Reach for this when you are learning the mechanics of zero-width assertions and want a focused environment. regex101 also supports all four types and adds a detailed sidebar breakdown with a community library of saved patterns, which is better for debugging a complex multi-assertion pattern that is already partially working. This tool's narrower scope makes it faster for experimentation when the assertions themselves are still unfamiliar.

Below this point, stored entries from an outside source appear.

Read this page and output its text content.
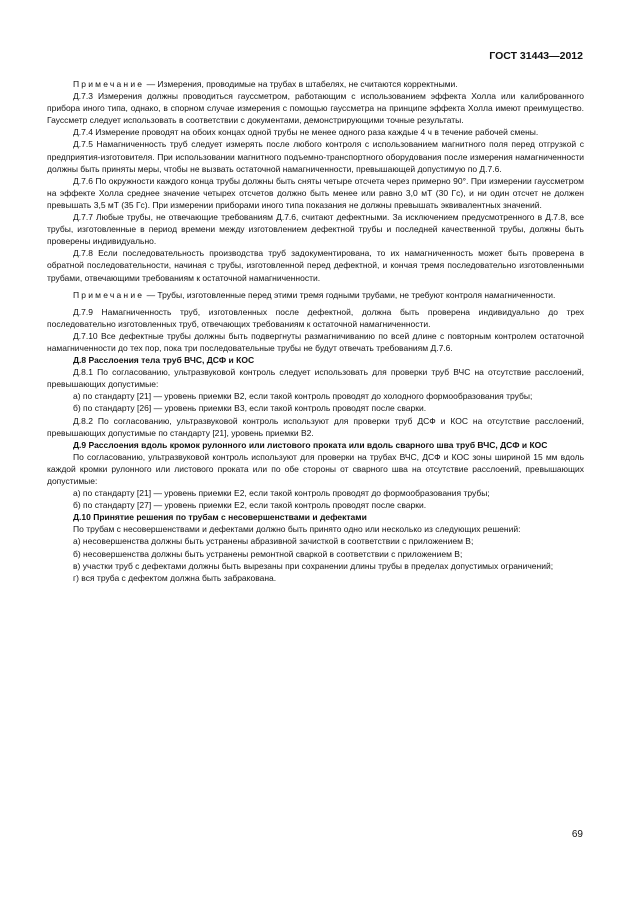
ГОСТ 31443—2012

Примечание — Измерения, проводимые на трубах в штабелях, не считаются корректными.

Д.7.3 Измерения должны проводиться гауссметром, работающим с использованием эффекта Холла или калиброванного прибора иного типа, однако, в спорном случае измерения с помощью гауссметра на принципе эффекта Холла имеют преимущество. Гауссметр следует использовать в соответствии с документами, демонстрирующими точные результаты.

Д.7.4 Измерение проводят на обоих концах одной трубы не менее одного раза каждые 4 ч в течение рабочей смены.

Д.7.5 Намагниченность труб следует измерять после любого контроля с использованием магнитного поля перед отгрузкой с предприятия-изготовителя. При использовании магнитного подъемно-транспортного оборудования после измерения намагниченности должны быть приняты меры, чтобы не вызвать остаточной намагниченности, превышающей допустимую по Д.7.6.

Д.7.6 По окружности каждого конца трубы должны быть сняты четыре отсчета через примерно 90°. При измерении гауссметром на эффекте Холла среднее значение четырех отсчетов должно быть менее или равно 3,0 мТ (30 Гс), и ни один отсчет не должен превышать 3,5 мТ (35 Гс). При измерении приборами иного типа показания не должны превышать эквивалентных значений.

Д.7.7 Любые трубы, не отвечающие требованиям Д.7.6, считают дефектными. За исключением предусмотренного в Д.7.8, все трубы, изготовленные в период времени между изготовлением дефектной трубы и последней качественной трубы, должны быть проверены индивидуально.

Д.7.8 Если последовательность производства труб задокументирована, то их намагниченность может быть проверена в обратной последовательности, начиная с трубы, изготовленной перед дефектной, и кончая тремя последовательно изготовленными трубами, отвечающими требованиям к остаточной намагниченности.

Примечание — Трубы, изготовленные перед этими тремя годными трубами, не требуют контроля намагниченности.

Д.7.9 Намагниченность труб, изготовленных после дефектной, должна быть проверена индивидуально до трех последовательно изготовленных труб, отвечающих требованиям к остаточной намагниченности.

Д.7.10 Все дефектные трубы должны быть подвергнуты размагничиванию по всей длине с повторным контролем остаточной намагниченности до тех пор, пока три последовательные трубы не будут отвечать требованиям Д.7.6.

Д.8 Расслоения тела труб ВЧС, ДСФ и КОС

Д.8.1 По согласованию, ультразвуковой контроль следует использовать для проверки труб ВЧС на отсутствие расслоений, превышающих допустимые:

а) по стандарту [21] — уровень приемки В2, если такой контроль проводят до холодного формообразования трубы;

б) по стандарту [26] — уровень приемки В3, если такой контроль проводят после сварки.

Д.8.2 По согласованию, ультразвуковой контроль используют для проверки труб ДСФ и КОС на отсутствие расслоений, превышающих допустимые по стандарту [21], уровень приемки В2.

Д.9 Расслоения вдоль кромок рулонного или листового проката или вдоль сварного шва труб ВЧС, ДСФ и КОС

По согласованию, ультразвуковой контроль используют для проверки на трубах ВЧС, ДСФ и КОС зоны шириной 15 мм вдоль каждой кромки рулонного или листового проката или по обе стороны от сварного шва на отсутствие расслоений, превышающих допустимые:

а) по стандарту [21] — уровень приемки Е2, если такой контроль проводят до формообразования трубы;

б) по стандарту [27] — уровень приемки Е2, если такой контроль проводят после сварки.

Д.10 Принятие решения по трубам с несовершенствами и дефектами

По трубам с несовершенствами и дефектами должно быть принято одно или несколько из следующих решений:

а) несовершенства должны быть устранены абразивной зачисткой в соответствии с приложением В;

б) несовершенства должны быть устранены ремонтной сваркой в соответствии с приложением В;

в) участки труб с дефектами должны быть вырезаны при сохранении длины трубы в пределах допустимых ограничений;

г) вся труба с дефектом должна быть забракована.

69
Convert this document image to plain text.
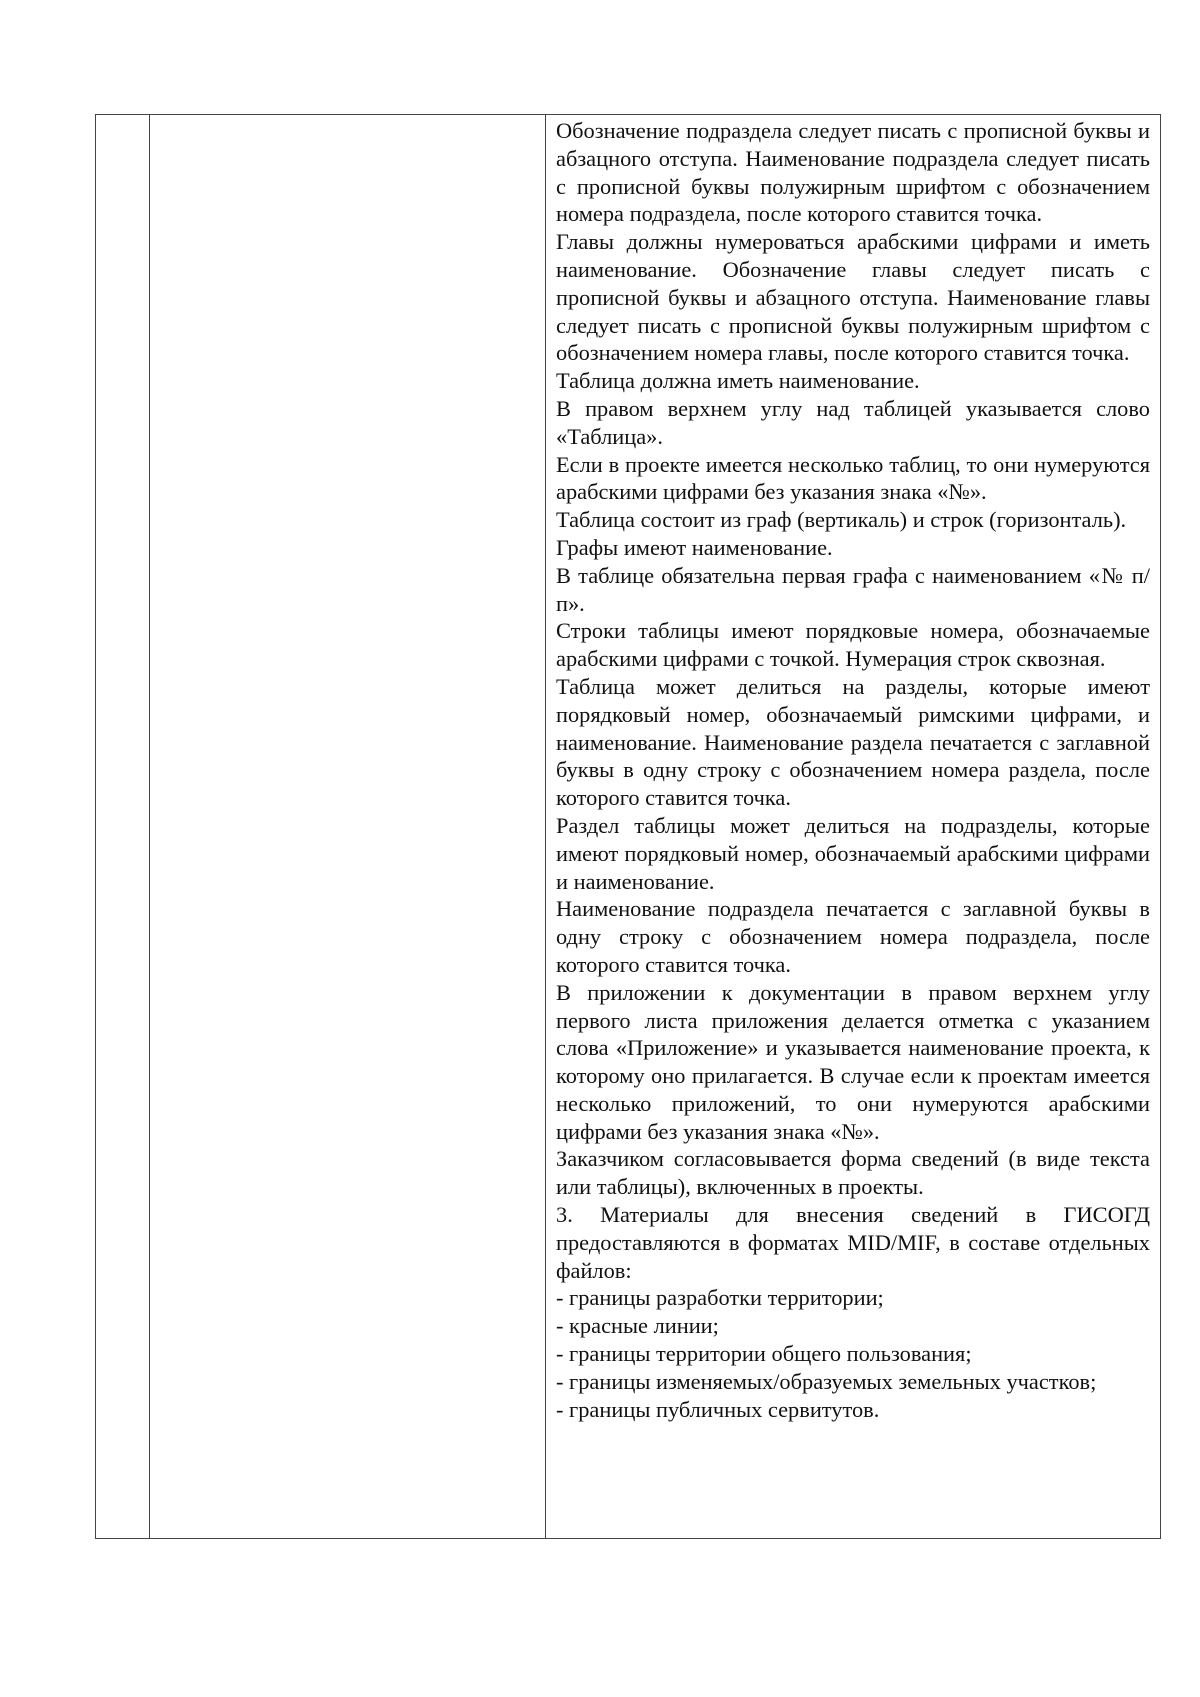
Обозначение подраздела следует писать с прописной буквы и абзацного отступа. Наименование подраздела следует писать с прописной буквы полужирным шрифтом с обозначением номера подраздела, после которого ставится точка.

Главы должны нумероваться арабскими цифрами и иметь наименование. Обозначение главы следует писать с прописной буквы и абзацного отступа. Наименование главы следует писать с прописной буквы полужирным шрифтом с обозначением номера главы, после которого ставится точка.

Таблица должна иметь наименование.

В правом верхнем углу над таблицей указывается слово «Таблица».

Если в проекте имеется несколько таблиц, то они нумеруются арабскими цифрами без указания знака «№».

Таблица состоит из граф (вертикаль) и строк (горизонталь).

Графы имеют наименование.

В таблице обязательна первая графа с наименованием «№ п/п».

Строки таблицы имеют порядковые номера, обозначаемые арабскими цифрами с точкой. Нумерация строк сквозная.

Таблица может делиться на разделы, которые имеют порядковый номер, обозначаемый римскими цифрами, и наименование. Наименование раздела печатается с заглавной буквы в одну строку с обозначением номера раздела, после которого ставится точка.

Раздел таблицы может делиться на подразделы, которые имеют порядковый номер, обозначаемый арабскими цифрами и наименование.

Наименование подраздела печатается с заглавной буквы в одну строку с обозначением номера подраздела, после которого ставится точка.

В приложении к документации в правом верхнем углу первого листа приложения делается отметка с указанием слова «Приложение» и указывается наименование проекта, к которому оно прилагается. В случае если к проектам имеется несколько приложений, то они нумеруются арабскими цифрами без указания знака «№».

Заказчиком согласовывается форма сведений (в виде текста или таблицы), включенных в проекты.

3. Материалы для внесения сведений в ГИСОГД предоставляются в форматах MID/MIF, в составе отдельных файлов:

- границы разработки территории;

- красные линии;

- границы территории общего пользования;

- границы изменяемых/образуемых земельных участков;

- границы публичных сервитутов.
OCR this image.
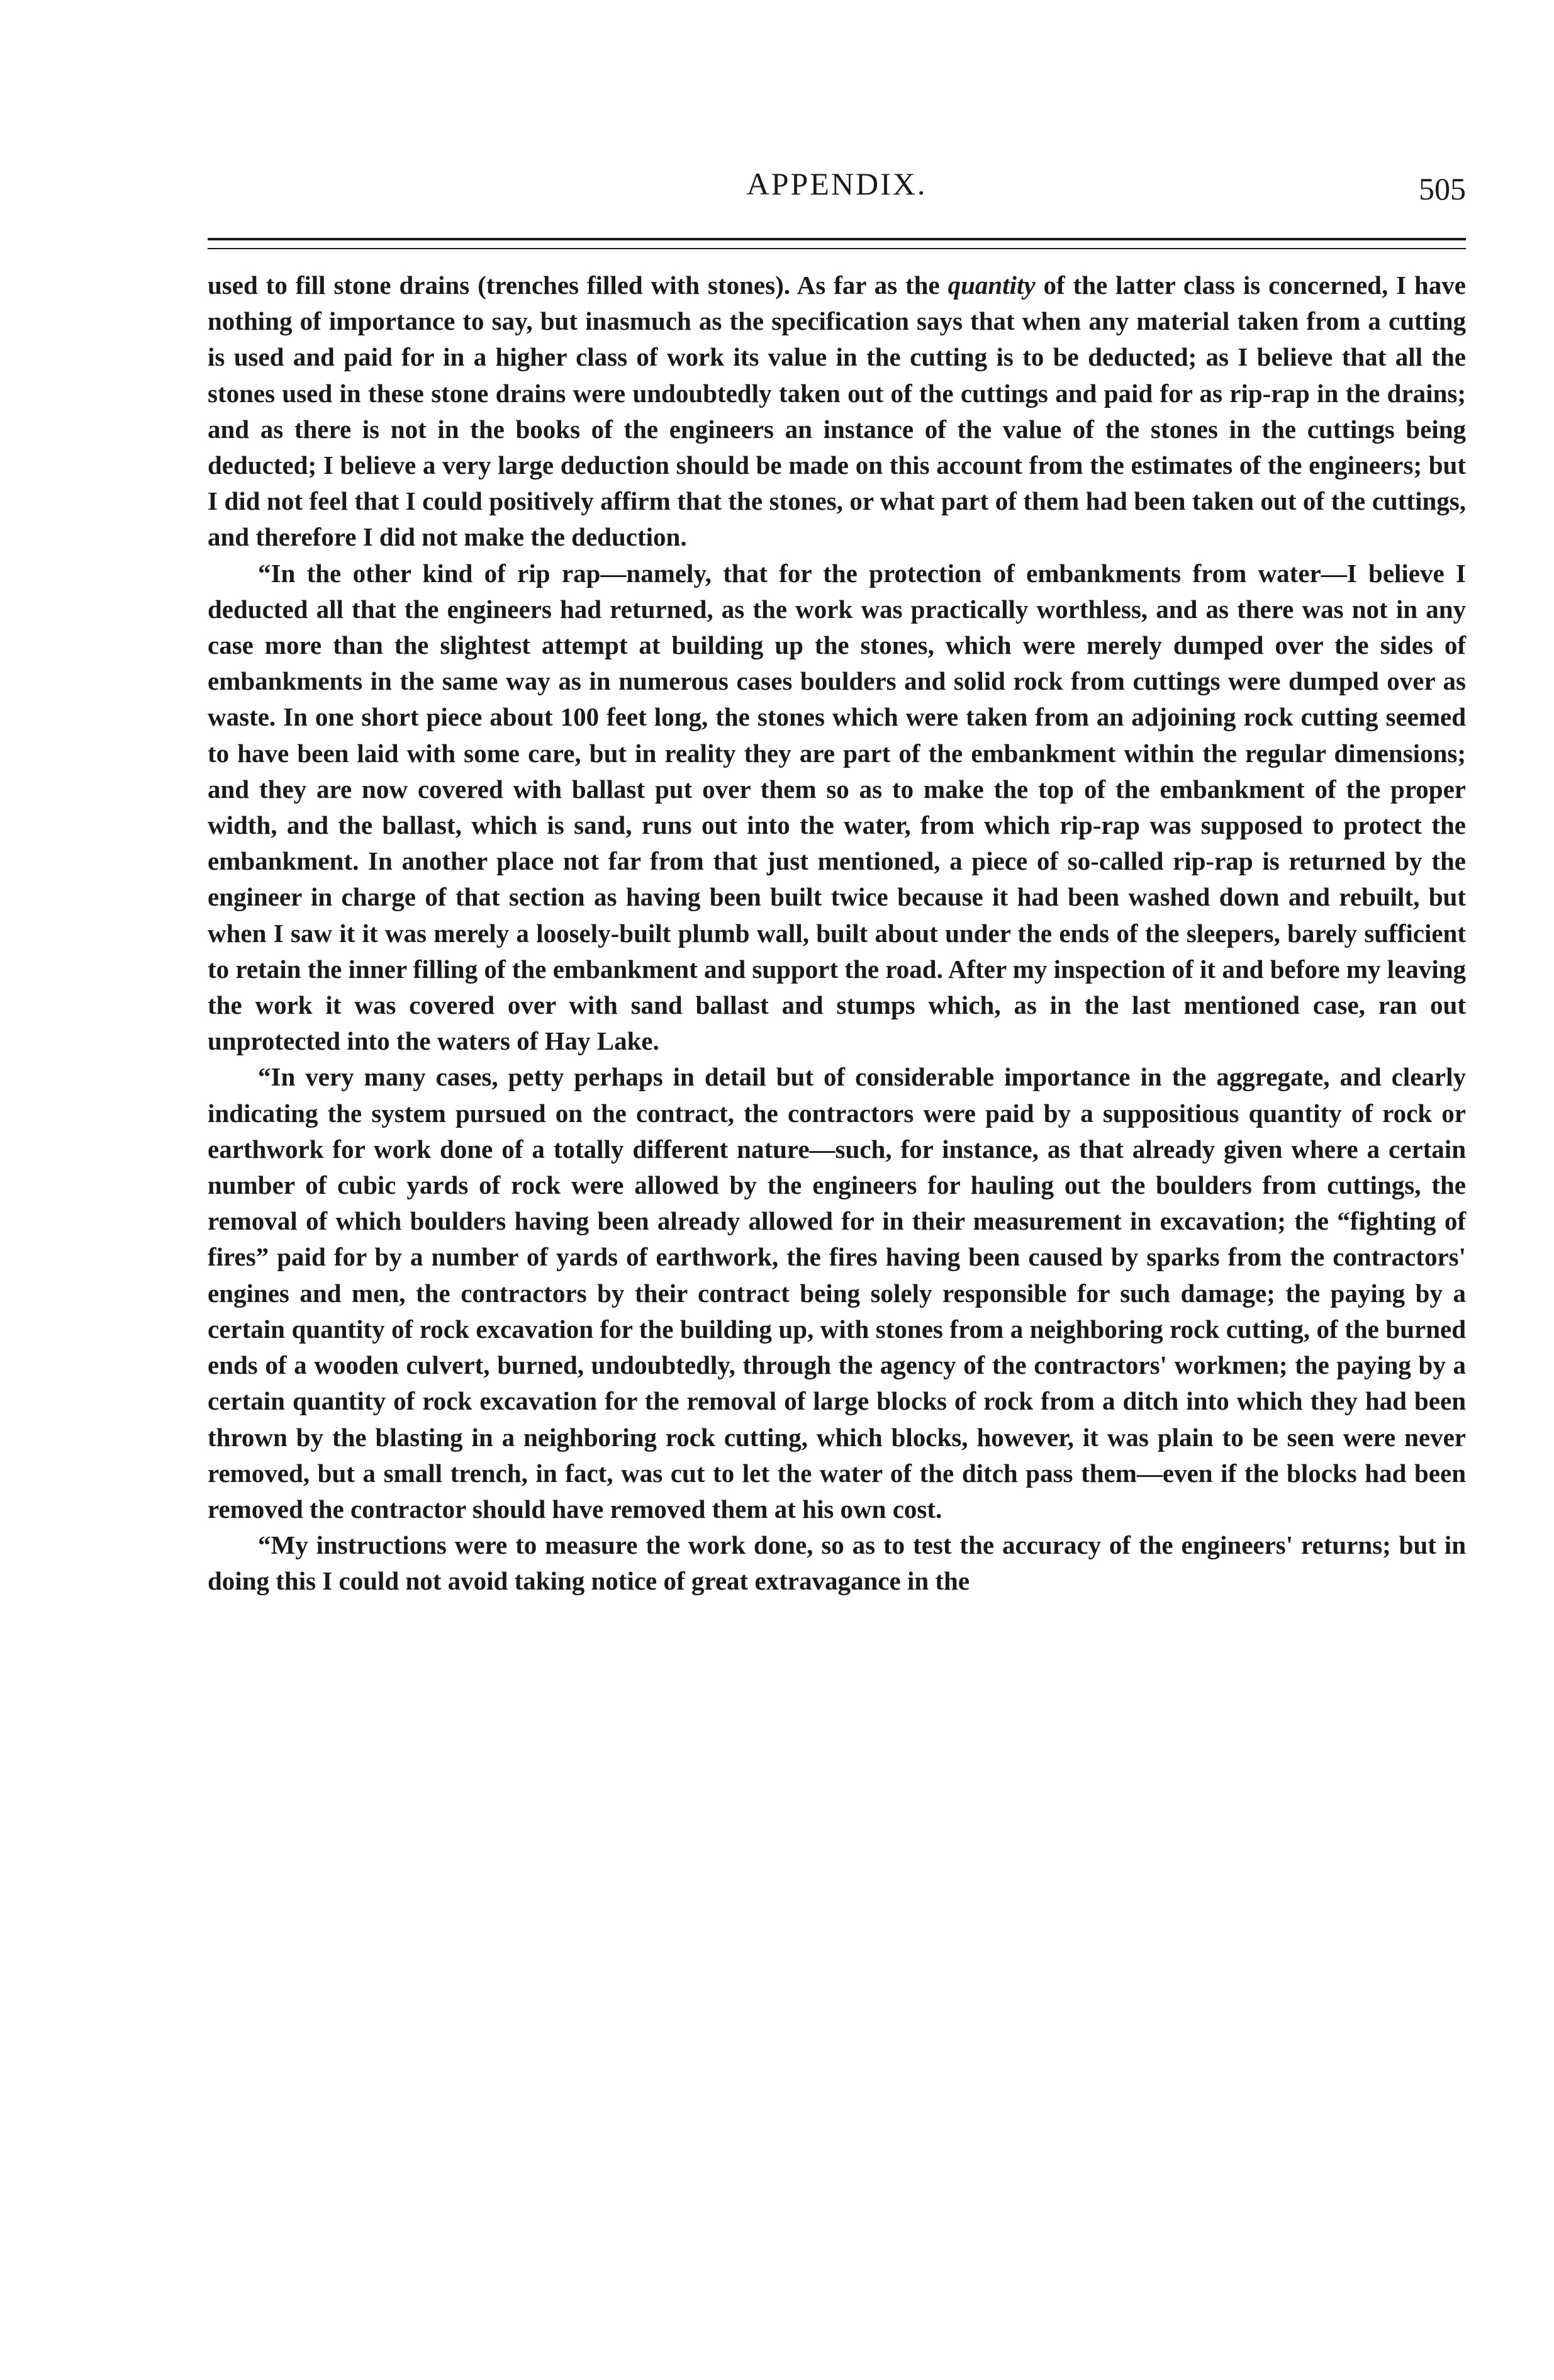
APPENDIX.	505

used to fill stone drains (trenches filled with stones). As far as the quantity of the latter class is concerned, I have nothing of importance to say, but inasmuch as the specification says that when any material taken from a cutting is used and paid for in a higher class of work its value in the cutting is to be deducted; as I believe that all the stones used in these stone drains were undoubtedly taken out of the cuttings and paid for as rip-rap in the drains; and as there is not in the books of the engineers an instance of the value of the stones in the cuttings being deducted; I believe a very large deduction should be made on this account from the estimates of the engineers; but I did not feel that I could positively affirm that the stones, or what part of them had been taken out of the cuttings, and therefore I did not make the deduction.

“In the other kind of rip rap—namely, that for the protection of embankments from water—I believe I deducted all that the engineers had returned, as the work was practically worthless, and as there was not in any case more than the slightest attempt at building up the stones, which were merely dumped over the sides of embankments in the same way as in numerous cases boulders and solid rock from cuttings were dumped over as waste. In one short piece about 100 feet long, the stones which were taken from an adjoining rock cutting seemed to have been laid with some care, but in reality they are part of the embankment within the regular dimensions; and they are now covered with ballast put over them so as to make the top of the embankment of the proper width, and the ballast, which is sand, runs out into the water, from which rip-rap was supposed to protect the embankment. In another place not far from that just mentioned, a piece of so-called rip-rap is returned by the engineer in charge of that section as having been built twice because it had been washed down and rebuilt, but when I saw it it was merely a loosely-built plumb wall, built about under the ends of the sleepers, barely sufficient to retain the inner filling of the embankment and support the road. After my inspection of it and before my leaving the work it was covered over with sand ballast and stumps which, as in the last mentioned case, ran out unprotected into the waters of Hay Lake.

“In very many cases, petty perhaps in detail but of considerable importance in the aggregate, and clearly indicating the system pursued on the contract, the contractors were paid by a suppositious quantity of rock or earthwork for work done of a totally different nature—such, for instance, as that already given where a certain number of cubic yards of rock were allowed by the engineers for hauling out the boulders from cuttings, the removal of which boulders having been already allowed for in their measurement in excavation; the “fighting of fires” paid for by a number of yards of earthwork, the fires having been caused by sparks from the contractors' engines and men, the contractors by their contract being solely responsible for such damage; the paying by a certain quantity of rock excavation for the building up, with stones from a neighboring rock cutting, of the burned ends of a wooden culvert, burned, undoubtedly, through the agency of the contractors' workmen; the paying by a certain quantity of rock excavation for the removal of large blocks of rock from a ditch into which they had been thrown by the blasting in a neighboring rock cutting, which blocks, however, it was plain to be seen were never removed, but a small trench, in fact, was cut to let the water of the ditch pass them—even if the blocks had been removed the contractor should have removed them at his own cost.

“My instructions were to measure the work done, so as to test the accuracy of the engineers' returns; but in doing this I could not avoid taking notice of great extravagance in the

Lookbehind support arrived in ECMAScript 2018. Chrome 62+, Edge 79+, and Node.js 8+ all ship it, but Safari only added support in version 16.4, released March 2023. JavaScript engines also reject variable-length lookbehinds: (?<=\d+) throws a SyntaxError in V8 and SpiderMonkey alike. Use a bounded quantifier such as (?<=\d{1,6}) as a workaround when porting patterns from Python or PCRE.